The New Normal

I don't even know where to begin with this post.  So many things have happened in the last month.  I have tried to keep a record of the events but this new reality has brought chaos, and calm, into my life.  I've been busy living my life in this new "normal" so a lot of things have taken the back burner.

COVID-19 or Coronavirus has made it's way to the United States.  People were in panic mode in late February, early March, and began mass buying (hoarding) pallets of toilet paper and hand sanitizer.  Grocery stores were out of potatoes and bread for days.  The Huz is a manager at a local grocery chain and has worked insane hours and overtime to make sure people have access to the things they need most, only to watch products fly off the shelves faster than they can restock them.

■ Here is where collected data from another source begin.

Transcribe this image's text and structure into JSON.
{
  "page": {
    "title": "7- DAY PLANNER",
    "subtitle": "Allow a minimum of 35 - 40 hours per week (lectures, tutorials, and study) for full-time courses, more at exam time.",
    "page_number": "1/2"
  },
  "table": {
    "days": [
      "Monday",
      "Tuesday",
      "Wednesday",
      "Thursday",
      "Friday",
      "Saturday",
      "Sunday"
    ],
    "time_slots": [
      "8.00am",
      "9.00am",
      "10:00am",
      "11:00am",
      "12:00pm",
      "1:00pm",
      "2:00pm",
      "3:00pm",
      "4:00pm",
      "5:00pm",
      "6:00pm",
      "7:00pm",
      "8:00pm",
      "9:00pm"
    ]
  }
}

A little over two weeks ago things were fine.  Schools were still open and I joked to a friend it wouldn't be long before they closed.  Two days later our school district announced an extra week of Spring Break.  Then it became two, and finally three.  And now schools are closed indefinitely. 

My son was on his ninth grade trip to Washington, D.C. when all of this insanity occurred.  When I picked him up the night he returned his teachers advised the students to self-quarantine for two weeks, "just in case."

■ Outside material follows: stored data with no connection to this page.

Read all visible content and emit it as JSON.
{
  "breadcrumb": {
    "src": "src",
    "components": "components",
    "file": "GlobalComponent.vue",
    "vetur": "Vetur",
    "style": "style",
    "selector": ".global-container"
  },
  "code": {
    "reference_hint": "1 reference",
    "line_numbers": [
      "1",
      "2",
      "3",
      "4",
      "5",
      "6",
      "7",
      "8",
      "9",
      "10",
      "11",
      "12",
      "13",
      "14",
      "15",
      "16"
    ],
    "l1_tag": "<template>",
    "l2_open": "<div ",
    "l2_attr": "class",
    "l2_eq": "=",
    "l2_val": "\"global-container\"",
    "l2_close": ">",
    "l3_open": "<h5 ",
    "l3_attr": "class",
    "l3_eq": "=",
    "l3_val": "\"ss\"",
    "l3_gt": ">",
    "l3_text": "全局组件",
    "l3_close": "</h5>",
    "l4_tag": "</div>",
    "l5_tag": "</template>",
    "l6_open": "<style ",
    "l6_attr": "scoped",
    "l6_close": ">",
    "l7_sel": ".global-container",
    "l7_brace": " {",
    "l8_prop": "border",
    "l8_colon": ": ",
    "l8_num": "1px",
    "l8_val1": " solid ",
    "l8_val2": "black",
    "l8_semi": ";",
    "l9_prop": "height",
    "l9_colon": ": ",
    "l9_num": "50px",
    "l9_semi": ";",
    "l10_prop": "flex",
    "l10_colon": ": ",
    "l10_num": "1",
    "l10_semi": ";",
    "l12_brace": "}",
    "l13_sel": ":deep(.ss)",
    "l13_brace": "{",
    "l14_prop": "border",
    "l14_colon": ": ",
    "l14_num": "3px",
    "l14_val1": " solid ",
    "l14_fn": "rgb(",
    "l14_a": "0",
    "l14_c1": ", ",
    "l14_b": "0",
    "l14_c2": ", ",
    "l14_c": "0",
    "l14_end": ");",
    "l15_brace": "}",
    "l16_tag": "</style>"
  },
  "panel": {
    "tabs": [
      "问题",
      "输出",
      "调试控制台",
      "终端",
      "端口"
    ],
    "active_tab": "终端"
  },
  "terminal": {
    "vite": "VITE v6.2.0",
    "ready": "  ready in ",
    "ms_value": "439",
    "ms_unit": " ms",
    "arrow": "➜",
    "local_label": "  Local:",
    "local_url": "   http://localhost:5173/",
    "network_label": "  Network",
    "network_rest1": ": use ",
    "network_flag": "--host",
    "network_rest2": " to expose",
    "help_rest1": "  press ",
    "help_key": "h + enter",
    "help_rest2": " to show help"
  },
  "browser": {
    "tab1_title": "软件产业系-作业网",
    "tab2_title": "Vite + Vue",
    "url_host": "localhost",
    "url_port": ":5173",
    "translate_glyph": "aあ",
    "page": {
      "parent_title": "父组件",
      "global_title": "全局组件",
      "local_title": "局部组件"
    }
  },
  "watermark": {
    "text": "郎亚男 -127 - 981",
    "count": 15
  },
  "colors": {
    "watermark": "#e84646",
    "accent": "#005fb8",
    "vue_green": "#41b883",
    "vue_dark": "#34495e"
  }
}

That weekend was the last one where we could leave the house without worrying about catching this virus.  I celebrated my birthday early on Saturday having dinner and cocktails with dear friends.  On Monday my boss advised that our company was giving employees the ability to work from home to flatten the curve.  

That Tuesday was St. Patrick's Day, and my actual birthday, and the governor announced that all bars and restaurants were to close by 5 p.m., unless they could provide take-out/curbside service only.  The Huz and I finished work and went to my family's tavern to squeeze in one birthday drink.  It was the first time he made it to bar time with the sun still shining since 2003.  It's also a birthday I'll never forget.

I've been working from home for two weeks.  It's been a challenge with kids home, and my oldest began eLearning this past week, so keeping him on task is difficult.

The governor also ordered a "Safer at Home" order that went into effect on Wednesday, basically instructing us to stay home as the number of COVID-19 cases have doubled almost daily. This order means all non-essential businesses must close, people shouldn't leave their homes unless it's for necessities or medical reasons.   

Reading and watching the news is frustrating.  The media is unhinged in their coverage of this epidemic, or is it a pandemic at this point? I don't even know because one news source says the former and another claims the latter.  I honestly don't know what to believe anymore.  The President has been live several times and tries to sound positive about his expectations but it certainly doesn't match the reality of what is actually happening in the world.

We are staying home because we need to stop this virus from spreading.  It's terrifying, the unknown.  I read the news and people are dying.  It makes you think twice about everything.

Being stuck at home for so long is definitely taking its toll on my family and me.  The kids are bored.  They are cranky, always hungry and bickering with each other often.  I have lost my patience a few times, but overall I'm choosing to see things in a positive light.  I'm lucky to be able to work from home.  The Huz has a job that is essential.  My kids are healthy and have everything they need.

To stay busy we've been walking the dog, playing board games, reading books, watching movies, playing with Legos, having dance parties in the living room in our pajamas and making memories.  I'm grateful for the break from the hustle of my daily life.  Driving children all over, rushing to get to the office, rushing through lunch hour running errands; none of that matters right now.  The change of pace is wonderful.

BUT...yes, I'm stir crazy.  I still get the urge to jump in the car and go...well, SOMEWHERE.  I miss socializing,  I miss working at the family tavern.  But, the blessing in disguise is that we were scheduled to do a remodel at the bar March 23, in stages, but with the taverns being closed our contractor has been able to get more work done and ahead of schedule.  Silver linings everywhere.

So, tomorrow begins Week 3 of working from home, and week three of no school for the kids.  We anticipate this will be the norm through mid-April.  I've finally gotten into a new routine.  The best part of this has been using my lunch hour to get a few chores done, switch the laundry from washer to dryer, and sometimes even walk the dog.  I could get used to this.  Maybe. 

The boys know my schedule and when I have WebEx meetings, so they try to stay quiet.  Sometimes it's crazy, and some days I work in my pajamas, but last week I made the effort to still get dressed and put on makeup so that I feel like a human.

We are surviving.  We are staying busy. We will get through this.  Hang in there, friends.  I see the smallest glimmer of light at the end of the tunnel.